You have a pre assessment appointment 1 or 2 weeks before your neuroendocrine tumour (NET) surgery. This appointment prepares you for the operation and checks that you are fit for surgery. You also meet some of the members of your treatment team.
Tests to check you are fit for surgery
You have tests before your operation to check:
- your fitness for an anaesthetic, if you need one
- that you’ll make a good recovery from surgery
You might have some or all of the following tests:
- blood tests to check your general health and how well your kidneys are working
- a swab test to rule out some infections
ECGto check that your heart is healthy
- breathing tests (called lung function tests)
- a chest x-ray to check that your lungs are healthy
- a cardio pulmonary exercise test (which checks your heart and lung function when you're resting and exercising)
Who you might meet before your operation
You will see your surgeon before your operation. You may also see an anaesthetist, pharmacist or other members of your treatment team. You may see them during your pre assessment or at a separate appointment.
Learning breathing and leg exercises
Breathing exercises help to stop you from getting a chest infection after surgery. If you smoke, it helps if you can stop at least a few weeks before your operation.
Leg exercises help to stop blood clots forming in your legs. You might also have medicines to stop the blood from clotting. You have them as small injections under the skin.
You start the injections after your operation. You might also wear compression stockings and pumps on your calves or feet to help the circulation.
Your nurse and physiotherapist will get you up out of bed quite quickly after your surgery. This is to help prevent chest infections and blood clots forming.
This 3-minute video shows you how to do the breathing and leg exercises.
Breathing and circulation exercises after surgery
These exercises help prevent you developing a chest infection or blood clots in your legs after surgery. These problems are more likely when you are not moving around as you would normally.

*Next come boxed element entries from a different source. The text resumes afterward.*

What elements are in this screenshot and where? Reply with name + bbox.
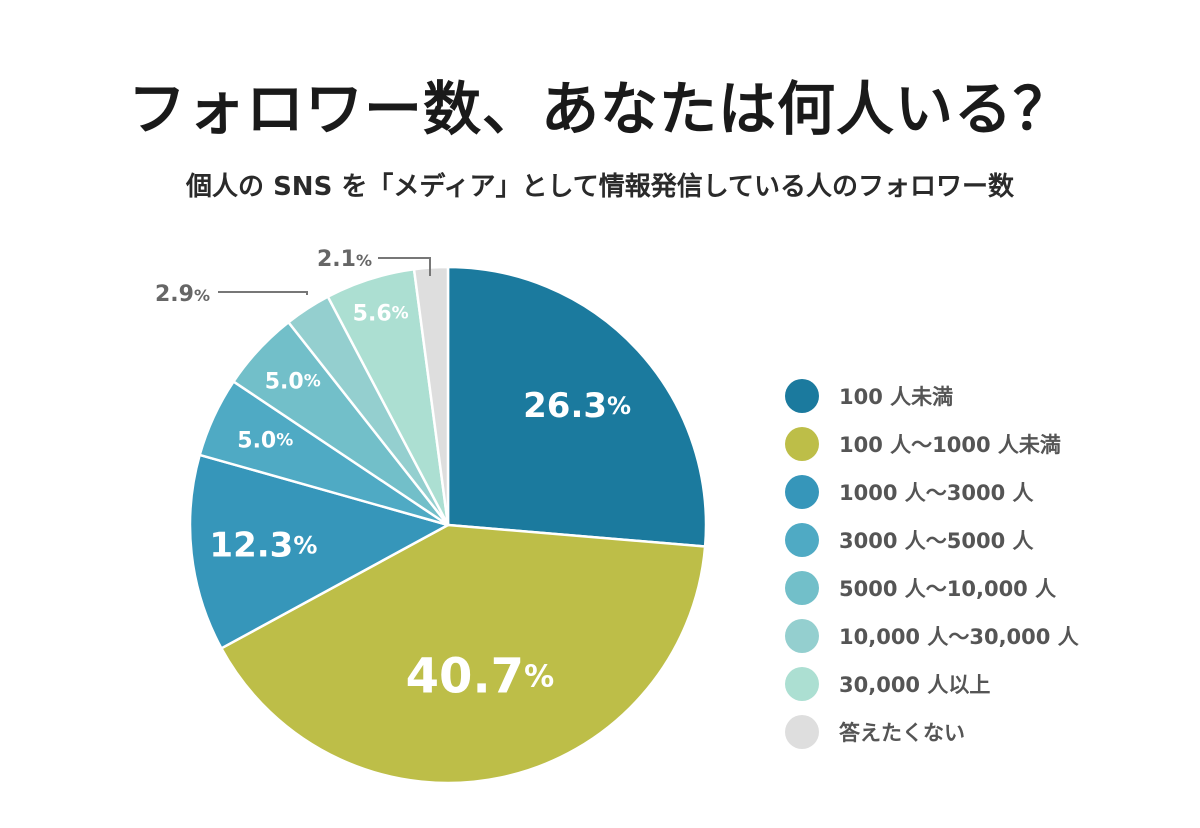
callout-line [218,291,308,295]
legend-swatch [785,667,819,701]
slice-data-label: 12.3% [209,526,317,566]
legend-label: 5000 人〜10,000 人 [839,577,1057,601]
slice-data-label: 2.9% [155,282,210,307]
legend-swatch [785,523,819,557]
legend-swatch [785,475,819,509]
legend-swatch [785,619,819,653]
legend-label: 3000 人〜5000 人 [839,529,1034,553]
legend-item: 5000 人〜10,000 人 [785,564,1079,612]
legend-item: 10,000 人〜30,000 人 [785,612,1079,660]
legend-item: 1000 人〜3000 人 [785,468,1079,516]
slice-data-label: 5.6% [353,301,409,326]
legend-item: 3000 人〜5000 人 [785,516,1079,564]
legend-label: 1000 人〜3000 人 [839,481,1034,505]
legend-label: 10,000 人〜30,000 人 [839,625,1079,649]
legend-swatch [785,427,819,461]
legend-item: 30,000 人以上 [785,660,1079,708]
legend-swatch [785,571,819,605]
pie-slice [188,453,450,650]
chart-subtitle: 個人の SNS を「メディア」として情報発信している人のフォロワー数 [186,172,1014,202]
chart-title: フォロワー数、あなたは何人いる？ [127,75,1072,143]
callout-line [378,257,431,276]
slice-data-label: 2.1% [317,247,372,272]
legend-swatch [785,715,819,749]
slice-data-label: 26.3% [523,386,631,426]
slice-data-label: 5.0% [265,369,321,394]
pie-slice [446,265,708,548]
legend-swatch [785,379,819,413]
legend-label: 答えたくない [839,721,965,745]
legend-label: 100 人未満 [839,385,954,409]
legend-item: 答えたくない [785,708,1079,756]
chart-legend: 100 人未満 100 人〜1000 人未満 1000 人〜3000 人 3000 人… [785,372,1079,756]
legend-item: 100 人未満 [785,372,1079,420]
pie-slice [220,523,707,785]
slice-data-label: 5.0% [237,428,293,453]
slice-data-label: 40.7% [406,648,555,704]
legend-item: 100 人〜1000 人未満 [785,420,1079,468]
legend-label: 100 人〜1000 人未満 [839,433,1061,457]
legend-label: 30,000 人以上 [839,673,991,697]
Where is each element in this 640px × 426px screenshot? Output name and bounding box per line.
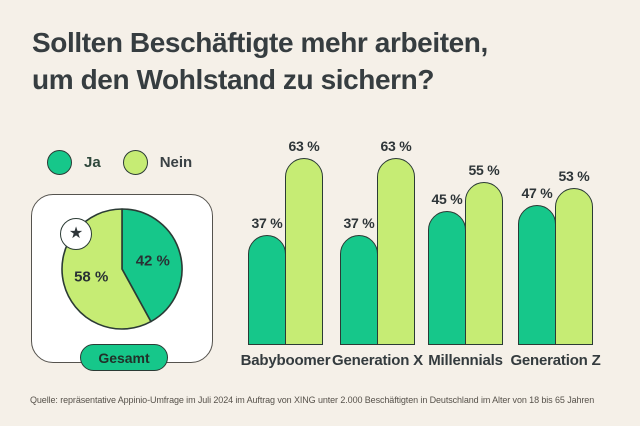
bar-ja-millennials [428, 211, 466, 345]
legend-item-ja: Ja [47, 150, 101, 175]
bar-value-label-ja-millennials: 45 % [431, 191, 463, 208]
category-label-babyboomer: Babyboomer [240, 352, 331, 369]
title-line-2: um den Wohlstand zu sichern? [32, 64, 435, 95]
bar-value-label-nein-babyboomer: 63 % [288, 137, 320, 154]
category-label-generation-x: Generation X [332, 352, 423, 369]
bar-value-label-ja-babyboomer: 37 % [251, 215, 283, 232]
pie-value-label-ja: 42 % [136, 253, 170, 270]
legend: Ja Nein [47, 150, 192, 175]
nein-color-swatch [122, 150, 148, 175]
ja-color-swatch [47, 150, 72, 175]
category-label-millennials: Millennials [428, 352, 503, 369]
pie-value-label-nein: 58 % [74, 268, 108, 285]
bar-ja-generation-x [340, 235, 378, 345]
legend-item-nein: Nein [122, 150, 193, 175]
page-title: Sollten Beschäftigte mehr arbeiten, um d… [32, 24, 488, 98]
star-badge: ★ [60, 218, 92, 250]
bar-nein-babyboomer [285, 157, 323, 345]
pie-slice-ja [121, 208, 183, 323]
bar-value-label-nein-generation-x: 63 % [380, 137, 412, 154]
bar-nein-generation-x [377, 157, 415, 345]
bar-ja-babyboomer [248, 235, 286, 345]
bar-nein-generation-z [555, 187, 593, 345]
legend-label-nein: Nein [159, 154, 193, 171]
total-pill-label: Gesamt [98, 349, 150, 366]
bar-ja-generation-z [518, 205, 556, 345]
bar-value-label-nein-generation-z: 53 % [558, 167, 590, 184]
total-pill: Gesamt [80, 344, 168, 371]
legend-label-ja: Ja [84, 154, 101, 171]
source-note: Quelle: repräsentative Appinio-Umfrage i… [30, 395, 595, 405]
bar-value-label-ja-generation-x: 37 % [343, 215, 375, 232]
category-label-generation-z: Generation Z [510, 352, 601, 369]
total-pie-card: 42 % 58 % ★ Gesamt [31, 194, 213, 371]
bar-value-label-ja-generation-z: 47 % [521, 185, 553, 202]
bar-nein-millennials [465, 181, 503, 345]
bar-value-label-nein-millennials: 55 % [468, 161, 500, 178]
star-icon: ★ [68, 225, 84, 242]
title-line-1: Sollten Beschäftigte mehr arbeiten, [32, 27, 488, 58]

You can do these breathing exercises while sitting up in a chair or in a bed or whilst lying down.
Relax your shoulders and upper chest.
Take a slow, deep, comfortable breath in and hold for a couple of seconds, then slowly breathe out.
Repeat this 3 times.
You can start these breathing exercises as soon as you come round from your anaesthetic.
You should try to do them every hour when awake until you are fully mobile.
If you need to cough, support your wound with your arms, a pillow or a rolled up towel.
If you are struggling to clear any phlegm, try a huff. This is where you breathe out in a short, sharp manner as if you were trying to steam up a mirror.
You should move about as soon as possible after your operation. But while you are not as mobile, try to keep your legs moving to encourage better circulation.
You can do these exercises in a bed or in a chair.
One foot at a time point your toes away from you then pull your toes towards your chin.
Try to do 10 of these on both feet at least 2-3 times an hour.
The next exercise is circling your ankles. One at time circle your ankles, clockwise and then anticlockwise. Repeat this 10 times with each ankle 2-3 times an hour.
The evening before
You might go to hospital the day before your surgery. If you are in hospital the evening before your operation, your nurse will check your blood pressure, pulse and breathing rate. They may also give you fluids through a drip (intravenous infusion) into a vein of your arm. This will prevent dehydration before your surgery.